Jüdisches Leben
in Bayern

1450: Vertreibung der Juden aus Landshut

Herzog Ludwig IX. von Niederbayern nimmt am 5. Oktober 1450 alle Juden in Landshut gefangen, erpresst ein hohes Lösegeld und verweist sie anschließend des Landes. In: Landshut Ratschronik, Bd. 1 (1439-1504). Verfasst von den Stadtschreibern Paulus und Alexander Mornauer sowie Hans Vetter. Stadtarchiv Landshut Band 1.

Vorbemerkung

Herzog Ludwig IX. von Niederbayern (reg. 1450-1479) beendete kurz nach seinem Regierungsantritt die bislang tolerante Judenpolitik seiner Vorgänger. Am 5. Oktober gab er einer alten Forderung seiner Residenzstadt Landshut nach und ließ die jüdische Gemeinde festsetzen, konfiszierte den Besitz und erklärte alle ausgestellten Schuldscheine für ungültig. Erst nachdem ein gewaltiges Lösegeld von 30.000 Gulden vereinbart wurde, kamen die jüdischen Geldhändler und ihre Familien wieder frei.

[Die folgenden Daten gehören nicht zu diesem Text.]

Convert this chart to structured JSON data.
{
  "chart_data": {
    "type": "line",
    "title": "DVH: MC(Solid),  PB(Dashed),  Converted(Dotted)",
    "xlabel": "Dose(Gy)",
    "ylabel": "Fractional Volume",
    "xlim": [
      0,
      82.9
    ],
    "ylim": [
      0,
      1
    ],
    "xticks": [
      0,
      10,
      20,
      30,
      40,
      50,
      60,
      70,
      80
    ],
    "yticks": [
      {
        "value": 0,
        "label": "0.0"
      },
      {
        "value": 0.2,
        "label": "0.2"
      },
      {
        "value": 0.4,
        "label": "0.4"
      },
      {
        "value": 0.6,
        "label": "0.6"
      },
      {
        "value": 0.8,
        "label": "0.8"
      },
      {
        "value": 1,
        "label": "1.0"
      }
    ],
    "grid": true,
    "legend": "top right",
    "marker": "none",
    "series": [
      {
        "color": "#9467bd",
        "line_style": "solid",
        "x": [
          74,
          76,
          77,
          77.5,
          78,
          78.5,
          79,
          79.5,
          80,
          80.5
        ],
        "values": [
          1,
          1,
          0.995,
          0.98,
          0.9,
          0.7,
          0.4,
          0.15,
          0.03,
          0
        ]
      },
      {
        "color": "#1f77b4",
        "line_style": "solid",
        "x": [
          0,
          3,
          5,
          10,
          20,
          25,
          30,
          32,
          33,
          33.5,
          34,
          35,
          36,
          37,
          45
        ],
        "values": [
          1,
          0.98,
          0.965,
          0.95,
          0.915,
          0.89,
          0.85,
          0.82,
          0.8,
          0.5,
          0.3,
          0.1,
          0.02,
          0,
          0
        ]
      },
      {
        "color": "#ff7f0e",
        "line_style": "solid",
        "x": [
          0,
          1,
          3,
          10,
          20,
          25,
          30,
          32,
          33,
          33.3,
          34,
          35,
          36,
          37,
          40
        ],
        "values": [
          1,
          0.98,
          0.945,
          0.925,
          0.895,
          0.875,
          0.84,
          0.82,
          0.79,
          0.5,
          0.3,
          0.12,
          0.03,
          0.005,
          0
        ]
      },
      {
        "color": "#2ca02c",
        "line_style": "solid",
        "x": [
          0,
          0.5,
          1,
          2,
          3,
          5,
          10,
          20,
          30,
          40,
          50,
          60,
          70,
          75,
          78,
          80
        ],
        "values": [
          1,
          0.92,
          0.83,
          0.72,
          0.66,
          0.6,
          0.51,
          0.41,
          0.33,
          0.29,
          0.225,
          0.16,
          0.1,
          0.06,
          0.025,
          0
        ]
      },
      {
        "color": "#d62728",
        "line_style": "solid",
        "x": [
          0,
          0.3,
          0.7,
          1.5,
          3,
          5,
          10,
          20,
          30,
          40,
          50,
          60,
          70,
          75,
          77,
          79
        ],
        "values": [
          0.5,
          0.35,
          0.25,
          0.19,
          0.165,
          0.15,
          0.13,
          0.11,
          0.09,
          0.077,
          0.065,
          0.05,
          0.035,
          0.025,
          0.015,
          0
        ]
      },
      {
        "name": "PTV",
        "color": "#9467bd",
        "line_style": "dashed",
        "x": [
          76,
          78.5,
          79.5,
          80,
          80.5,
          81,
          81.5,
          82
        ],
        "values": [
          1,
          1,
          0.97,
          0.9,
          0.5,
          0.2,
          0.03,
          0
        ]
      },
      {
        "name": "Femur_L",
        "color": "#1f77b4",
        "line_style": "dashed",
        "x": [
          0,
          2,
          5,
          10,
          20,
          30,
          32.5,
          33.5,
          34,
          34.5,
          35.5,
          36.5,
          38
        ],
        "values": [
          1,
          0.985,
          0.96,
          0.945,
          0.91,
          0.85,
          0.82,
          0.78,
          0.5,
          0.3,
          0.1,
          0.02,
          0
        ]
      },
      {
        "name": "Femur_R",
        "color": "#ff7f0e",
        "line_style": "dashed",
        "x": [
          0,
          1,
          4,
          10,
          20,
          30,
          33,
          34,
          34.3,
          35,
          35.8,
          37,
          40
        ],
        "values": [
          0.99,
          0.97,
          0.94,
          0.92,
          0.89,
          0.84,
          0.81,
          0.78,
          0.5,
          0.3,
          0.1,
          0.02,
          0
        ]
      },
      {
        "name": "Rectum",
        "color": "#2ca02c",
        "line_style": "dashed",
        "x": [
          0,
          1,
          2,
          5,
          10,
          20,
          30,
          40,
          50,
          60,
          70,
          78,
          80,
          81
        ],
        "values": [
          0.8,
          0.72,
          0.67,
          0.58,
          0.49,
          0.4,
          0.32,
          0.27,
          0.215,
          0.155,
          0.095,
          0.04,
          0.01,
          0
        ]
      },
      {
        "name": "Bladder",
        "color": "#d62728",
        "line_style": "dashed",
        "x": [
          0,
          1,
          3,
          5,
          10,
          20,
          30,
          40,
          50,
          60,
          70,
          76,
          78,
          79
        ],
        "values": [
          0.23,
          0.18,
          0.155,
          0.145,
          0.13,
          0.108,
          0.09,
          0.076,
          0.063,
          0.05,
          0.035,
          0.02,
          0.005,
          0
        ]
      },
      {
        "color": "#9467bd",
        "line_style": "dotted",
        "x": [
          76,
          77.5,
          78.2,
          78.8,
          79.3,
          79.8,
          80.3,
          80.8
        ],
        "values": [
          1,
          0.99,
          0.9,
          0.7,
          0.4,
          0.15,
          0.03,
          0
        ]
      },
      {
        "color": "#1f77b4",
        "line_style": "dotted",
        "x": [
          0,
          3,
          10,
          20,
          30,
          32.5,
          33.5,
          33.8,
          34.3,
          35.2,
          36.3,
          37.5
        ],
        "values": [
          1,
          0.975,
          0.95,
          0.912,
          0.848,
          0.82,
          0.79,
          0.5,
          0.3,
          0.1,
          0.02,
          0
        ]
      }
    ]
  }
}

Binnen drei Tagen mussten sie die Stadt verlassen. Gleichzeitig wurden auch alle Juden aus dem Herzogtum vertrieben und eine Neuansiedelung verboten. Einige Familien ließen sich taufen, um im Land bleiben zu können, doch die meisten gingen nach Regensburg. Das Lösegeld trug nicht wenig zu den Kosten von Herzog Ludwigs prunkvoller Hochzeitsfeier im Jahr 1452 bei, auf der er eine Woche lang 22.000 Gäste und 9.000 Pferde versorgte.

Quellentext

Darnach an dem fünften Tag octobris, am Montag nach Francisci, des Morgen frueh, als der Tag hermerckt, da het meins Herrn Genadt Hertzog Ludwig ir Geschafft, all Juden zu vachen in seiner Gnaden Landt, Mann und Frauen, Jung und Alt, die wurden all gefangen und die Mann wurden gelagt in die Schergnstuben und die Frauen und die Künder in die Schuell, alß vil ir hie zu Landshuet waren, und also in Gefencknus gehalten, und ire Heuser wurden mit Huetter besetzt.

Danach am 5. Oktober, am Montag nach [dem Gedenktag des] heiligen Franziskus, am frühen Morgen bei Tagesanbruch, da hat mein gnädiger Herr Herzog Ludwig den Befehl gegeben, alle Juden in seiner Gnaden Land zu wecken, Männer und Frauen, Jung und Alt, die wurden alle gefangen und die Männer wurden in die Schergenstube gesperrt und die Frauen und Kinder in die Schule [Synagoge], als wie viele hier zu Landshut waren, und derart im Gefängnis gehalten, und ihre Häuser wurden mit Wachen besetzt.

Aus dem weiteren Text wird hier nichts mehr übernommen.